While Yoshida didn’t namedrop any multiplayer games he felt Final Fantasy 14 could learn from, he did point out one MMO that just wouldn’t work at all in the game: Ultima Online, the enormously influential PC classic created by genre godfather Richard ‘Lord British’ Garriott that is often regarded as one of the first true MMORPGs.

“If I was to answer about something that I think wouldn’t work out if implemented in 14, I look back on the early days of Ultima Online,” Yoshida recalled. “That was something [that] when I played, it kind of really shocked me. Back in the early stages of Ultima Online, there was a sense of chaos but also a sense of freedom.”

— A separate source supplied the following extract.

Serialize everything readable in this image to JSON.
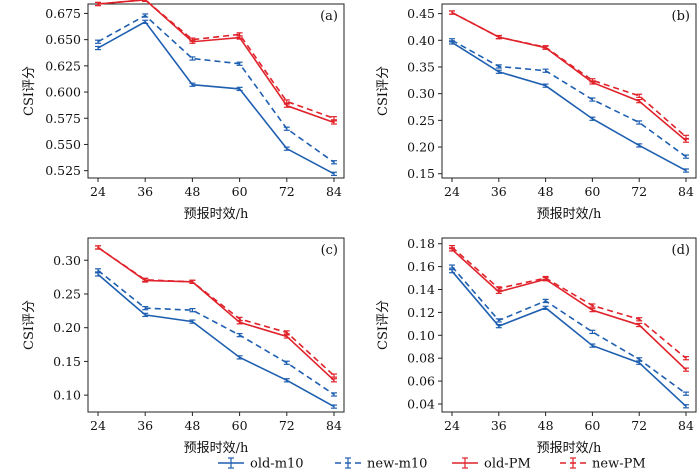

That chaos included allowing players to commit crimes and even assassinate each other – with Garriott’s own Lord British infamously fried by a Fire Field spell during the game’s pre-launch beta test. Murder, stealing and becoming an accessory to a crime – by healing a wanted crim, for example – will all see a player’s character marked as a criminal who can be openly attacked by any players without penalty.

“I would like to create something maybe close to that sense,” Yoshida said of Ultima Online. That would need to be a new game, though, as the developer accepted: “But if I implemented it in XIV, I think it would probably break the community.”

Breaking an existing community is one thing, but Yoshida was also unsure of the appeal of an MMO where complete chaos reigns – despite the popularity of lawless survival games like Rust and Ark: Survival Evolved. (And the fact that Ultima Online is still going, almost 30 years later.)

“I think if you create that kind of MMO now, it probably wouldn’t sell,” Yoshida suggested.